The ISB-AB Sciex announcement follows the release last month of another large spectral library intended to ease targeted proteomic method development – that one a paper in Nature presenting ion trap and triple quadrupole-based reference fragment ion spectra for peptides covering 97 percent of the predicted yeast proteome (PM 1/25/2013). Mortiz was an author on that paper, along with his SRMAtlas collaborator and ETH Zurich researcher Ruedi Aebersold.

In addition to repurposing the SRMAtlas data for the SWATH method, the collaboration will look at applying AB Sciex's Selexion ion mobility technology to SWATH, Moritz said.

The Selexion technology is considered by many researchers to be a form of field asymmetric ion mobility spectrometry, or FAIMS, although AB Sciex prefers to maintain that it is a distinct technology, perhaps because of FAIMS' somewhat troubled past.

FAIMS works by running mixtures of ions at atmospheric pressure between two electrodes and subjecting them to alternating high- and low-field conditions by applying an asymmetric RF waveform, which separates them based on differences in ion mobility under high and low electric fields.

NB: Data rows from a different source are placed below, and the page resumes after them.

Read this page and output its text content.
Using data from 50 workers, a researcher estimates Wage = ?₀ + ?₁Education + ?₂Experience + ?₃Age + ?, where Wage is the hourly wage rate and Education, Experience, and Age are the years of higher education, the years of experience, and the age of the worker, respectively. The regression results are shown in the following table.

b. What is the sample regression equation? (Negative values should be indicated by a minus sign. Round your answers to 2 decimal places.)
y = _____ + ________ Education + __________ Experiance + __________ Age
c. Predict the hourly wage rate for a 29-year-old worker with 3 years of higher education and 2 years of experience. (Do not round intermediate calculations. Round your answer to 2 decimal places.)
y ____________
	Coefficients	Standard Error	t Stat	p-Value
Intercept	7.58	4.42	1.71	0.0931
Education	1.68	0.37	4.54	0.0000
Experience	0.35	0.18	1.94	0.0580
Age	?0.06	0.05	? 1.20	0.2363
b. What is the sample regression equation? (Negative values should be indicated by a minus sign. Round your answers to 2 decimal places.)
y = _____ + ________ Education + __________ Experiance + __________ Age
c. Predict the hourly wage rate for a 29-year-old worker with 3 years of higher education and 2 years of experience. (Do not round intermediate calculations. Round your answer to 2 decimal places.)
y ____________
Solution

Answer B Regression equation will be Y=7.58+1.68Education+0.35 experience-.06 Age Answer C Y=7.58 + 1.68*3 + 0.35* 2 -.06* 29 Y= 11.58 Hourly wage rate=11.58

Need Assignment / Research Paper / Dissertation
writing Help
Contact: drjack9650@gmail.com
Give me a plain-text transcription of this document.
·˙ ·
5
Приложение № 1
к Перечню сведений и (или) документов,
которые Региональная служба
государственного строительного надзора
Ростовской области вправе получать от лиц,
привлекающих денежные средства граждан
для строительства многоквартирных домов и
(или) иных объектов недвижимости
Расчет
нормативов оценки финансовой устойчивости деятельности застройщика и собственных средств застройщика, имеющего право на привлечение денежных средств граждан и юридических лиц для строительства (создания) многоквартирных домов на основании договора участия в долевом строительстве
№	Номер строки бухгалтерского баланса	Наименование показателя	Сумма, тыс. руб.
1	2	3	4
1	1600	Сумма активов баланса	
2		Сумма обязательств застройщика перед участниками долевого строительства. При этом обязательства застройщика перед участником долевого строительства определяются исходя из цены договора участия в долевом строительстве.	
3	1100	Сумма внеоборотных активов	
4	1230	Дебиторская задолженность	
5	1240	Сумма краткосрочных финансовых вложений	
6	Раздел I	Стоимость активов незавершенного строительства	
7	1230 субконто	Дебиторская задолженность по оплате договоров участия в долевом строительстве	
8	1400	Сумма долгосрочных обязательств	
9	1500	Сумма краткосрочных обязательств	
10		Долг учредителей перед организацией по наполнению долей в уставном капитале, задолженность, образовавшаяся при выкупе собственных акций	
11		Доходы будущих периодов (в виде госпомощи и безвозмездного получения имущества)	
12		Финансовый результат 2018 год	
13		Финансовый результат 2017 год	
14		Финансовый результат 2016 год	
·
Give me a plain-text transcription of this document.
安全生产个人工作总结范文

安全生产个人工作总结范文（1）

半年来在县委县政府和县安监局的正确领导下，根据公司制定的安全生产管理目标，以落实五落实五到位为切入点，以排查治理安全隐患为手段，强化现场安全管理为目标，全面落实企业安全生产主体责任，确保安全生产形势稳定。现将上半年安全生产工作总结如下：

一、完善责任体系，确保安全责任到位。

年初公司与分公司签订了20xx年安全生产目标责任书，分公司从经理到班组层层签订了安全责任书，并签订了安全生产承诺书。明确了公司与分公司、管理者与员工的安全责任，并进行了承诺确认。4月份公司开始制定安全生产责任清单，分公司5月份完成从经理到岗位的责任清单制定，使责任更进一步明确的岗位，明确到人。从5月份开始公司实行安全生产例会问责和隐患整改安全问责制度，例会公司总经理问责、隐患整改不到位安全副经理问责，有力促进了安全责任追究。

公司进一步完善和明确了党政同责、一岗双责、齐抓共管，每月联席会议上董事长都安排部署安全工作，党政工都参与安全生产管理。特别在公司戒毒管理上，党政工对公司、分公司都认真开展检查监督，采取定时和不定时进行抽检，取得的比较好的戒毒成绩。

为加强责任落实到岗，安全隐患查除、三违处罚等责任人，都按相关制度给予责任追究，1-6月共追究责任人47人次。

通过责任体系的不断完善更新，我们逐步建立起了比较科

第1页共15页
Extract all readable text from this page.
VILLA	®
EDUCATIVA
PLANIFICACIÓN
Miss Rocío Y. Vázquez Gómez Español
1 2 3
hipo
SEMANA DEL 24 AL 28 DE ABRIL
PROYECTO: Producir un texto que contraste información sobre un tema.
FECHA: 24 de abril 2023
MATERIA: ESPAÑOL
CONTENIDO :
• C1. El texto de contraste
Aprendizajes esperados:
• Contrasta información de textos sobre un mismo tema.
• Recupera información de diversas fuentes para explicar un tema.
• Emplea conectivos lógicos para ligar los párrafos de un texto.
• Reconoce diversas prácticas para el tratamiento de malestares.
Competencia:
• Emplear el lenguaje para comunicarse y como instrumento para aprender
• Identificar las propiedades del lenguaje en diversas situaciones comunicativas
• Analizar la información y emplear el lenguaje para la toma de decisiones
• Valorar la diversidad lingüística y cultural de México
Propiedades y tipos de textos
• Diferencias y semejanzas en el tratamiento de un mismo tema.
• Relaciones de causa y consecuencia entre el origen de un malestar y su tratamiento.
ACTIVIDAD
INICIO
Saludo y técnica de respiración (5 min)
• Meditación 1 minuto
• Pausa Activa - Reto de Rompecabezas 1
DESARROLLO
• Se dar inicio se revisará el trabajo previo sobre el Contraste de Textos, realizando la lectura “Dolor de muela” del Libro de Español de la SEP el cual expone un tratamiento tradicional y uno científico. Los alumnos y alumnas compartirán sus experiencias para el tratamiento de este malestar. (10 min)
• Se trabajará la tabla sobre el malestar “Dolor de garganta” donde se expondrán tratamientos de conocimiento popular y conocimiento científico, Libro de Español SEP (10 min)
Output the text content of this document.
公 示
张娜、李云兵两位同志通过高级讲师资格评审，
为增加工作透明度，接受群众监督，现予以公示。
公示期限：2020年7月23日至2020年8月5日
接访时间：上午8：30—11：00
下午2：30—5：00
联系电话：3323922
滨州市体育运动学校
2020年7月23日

Depending on their mass and charge, some ions will drift into the electrodes while others will pass through the device, allowing, for instance, a researcher to select low-abundance peptides for analysis from a tryptic digest while weeding out higher-abundance ions.

The technology can be inserted between a traditional liquid chromatography system and a mass spec instrument, allowing for an additional level of separation.

Moritz is currently working under a National Science Foundation grant to develop FAIMS capabilities for high-resolution mass spectrometry and said that his lab has found that "with a simple application of FAIMS we can immediately double the [number of protein] identifications."

The Selexion technology is not yet available on the TripleTOF 5600, but, Moritz said, the company plans to release a version of technology for that instrument later this year and his team will be "taking our knowledge of FAIMS and applying it to the AB Sciex version and seeing what benefits we can get for SWATH with FAIMS on there as well."

Financial and other terms of the agreement were not disclosed.